Interview mit Marie-Christin Petrasch, M. Sc. APN/CHN, Pflegeexpertin an den DRK Kliniken Berlin Köpenick

Pflegeexpertin Marie-Christin Petrasch über Community Health Nursing und ihren Aufbauarbeit an den DRK Kliniken Berlin Köpenick
Marie-Christin Petrasch (Foto privat)

Frau Petrasch, Sie arbeiten als Community Health Nurse (CHN) – was genau verbirgt sich hinter diesem Berufsbild?

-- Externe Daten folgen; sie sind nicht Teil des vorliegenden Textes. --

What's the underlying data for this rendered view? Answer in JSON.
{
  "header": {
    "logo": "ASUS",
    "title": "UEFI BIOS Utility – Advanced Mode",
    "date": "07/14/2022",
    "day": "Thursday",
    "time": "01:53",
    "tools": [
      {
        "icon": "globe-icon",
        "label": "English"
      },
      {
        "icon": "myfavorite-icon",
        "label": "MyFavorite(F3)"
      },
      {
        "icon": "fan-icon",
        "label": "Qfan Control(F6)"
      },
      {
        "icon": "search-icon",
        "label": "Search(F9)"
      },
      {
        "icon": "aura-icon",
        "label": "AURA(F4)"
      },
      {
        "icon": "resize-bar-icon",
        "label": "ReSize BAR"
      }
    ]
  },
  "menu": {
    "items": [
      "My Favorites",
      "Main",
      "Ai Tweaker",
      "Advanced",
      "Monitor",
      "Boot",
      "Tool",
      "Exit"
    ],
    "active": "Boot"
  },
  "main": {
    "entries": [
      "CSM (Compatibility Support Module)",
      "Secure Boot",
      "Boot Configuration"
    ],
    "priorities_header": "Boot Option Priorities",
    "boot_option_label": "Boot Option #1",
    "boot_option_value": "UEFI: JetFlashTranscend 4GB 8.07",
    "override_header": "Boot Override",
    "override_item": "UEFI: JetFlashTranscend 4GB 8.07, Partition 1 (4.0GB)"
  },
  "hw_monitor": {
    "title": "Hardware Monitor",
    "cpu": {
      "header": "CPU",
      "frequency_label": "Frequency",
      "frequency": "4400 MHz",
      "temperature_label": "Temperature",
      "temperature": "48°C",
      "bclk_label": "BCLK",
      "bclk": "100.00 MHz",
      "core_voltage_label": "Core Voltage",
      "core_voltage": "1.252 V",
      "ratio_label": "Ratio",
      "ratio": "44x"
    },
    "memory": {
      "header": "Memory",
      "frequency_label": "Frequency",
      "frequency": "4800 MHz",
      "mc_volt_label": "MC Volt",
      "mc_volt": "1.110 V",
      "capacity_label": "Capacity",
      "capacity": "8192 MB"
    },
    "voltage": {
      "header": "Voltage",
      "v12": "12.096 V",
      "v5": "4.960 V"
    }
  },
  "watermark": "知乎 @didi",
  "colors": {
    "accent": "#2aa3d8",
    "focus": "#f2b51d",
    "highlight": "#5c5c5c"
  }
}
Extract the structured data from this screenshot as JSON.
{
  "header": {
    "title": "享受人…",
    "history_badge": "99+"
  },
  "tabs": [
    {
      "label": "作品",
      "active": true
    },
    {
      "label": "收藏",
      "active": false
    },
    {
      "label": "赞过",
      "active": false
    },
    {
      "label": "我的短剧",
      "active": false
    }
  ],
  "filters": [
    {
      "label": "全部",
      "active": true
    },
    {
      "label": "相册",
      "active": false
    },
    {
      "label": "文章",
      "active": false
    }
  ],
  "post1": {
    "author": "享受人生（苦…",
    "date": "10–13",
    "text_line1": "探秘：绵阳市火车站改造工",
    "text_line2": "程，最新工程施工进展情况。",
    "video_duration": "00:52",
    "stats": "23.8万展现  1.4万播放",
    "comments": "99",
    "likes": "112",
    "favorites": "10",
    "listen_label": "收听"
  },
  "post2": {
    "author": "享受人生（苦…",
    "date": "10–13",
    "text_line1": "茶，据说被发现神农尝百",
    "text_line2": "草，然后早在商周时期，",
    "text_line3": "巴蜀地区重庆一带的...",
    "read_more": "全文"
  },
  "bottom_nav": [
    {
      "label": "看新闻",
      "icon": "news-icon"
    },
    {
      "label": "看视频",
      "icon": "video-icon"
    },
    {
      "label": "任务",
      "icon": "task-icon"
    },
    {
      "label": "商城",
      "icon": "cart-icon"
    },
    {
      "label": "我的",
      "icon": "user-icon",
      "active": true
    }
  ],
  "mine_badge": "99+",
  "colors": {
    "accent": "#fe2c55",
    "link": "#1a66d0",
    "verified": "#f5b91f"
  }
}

Community Health Nurses, kurz CHNs, sind spezialisierte Pflegefachpersonen mit einem Masterabschluss im Bereich Community Health Nursing/ Advanced Practice Nursing. Ihre Aufgabe ist es, eine zentrale Rolle in der Gesundheitsförderung und Prävention zu übernehmen. Dabei handelt es sich nicht um einen neuen Gesundheitsberuf, sondern um eine erweiterte Form der professionellen Pflegepraxis. Im Kern geht es um eine wohnortnahe, evidenzbasierte und kontinuierliche Versorgung, die Menschen nicht nur im Krankheitsfall unterstützt, sondern ihre Gesundheit ganzheitlich stärkt. Diese Arbeit findet direkt in den Lebenswelten der Menschen statt, also in den sozialen, kulturellen und regionalen Kontexten, in denen Gesundheit entsteht. Gesundheit verstehen wir dabei nicht nur als die Abwesenheit von Krankheit, sondern als ein komplexes Zusammenspiel von individuellen, familiären, gemeinschaftlichen und strukturellen Faktoren. Genau an diesen Schnittstellen setzen CHNs an. Sie verbinden individuelle Versorgung mit der Arbeit in sozialen Netzwerken und berücksichtigen dabei die Bedingungen vor Ort. Ziel ist es, Ressourcen zu stärken, gesundheitliche Risiken frühzeitig zu erkennen und die gesundheitliche Chancengerechtigkeit nachhaltig zu fördern.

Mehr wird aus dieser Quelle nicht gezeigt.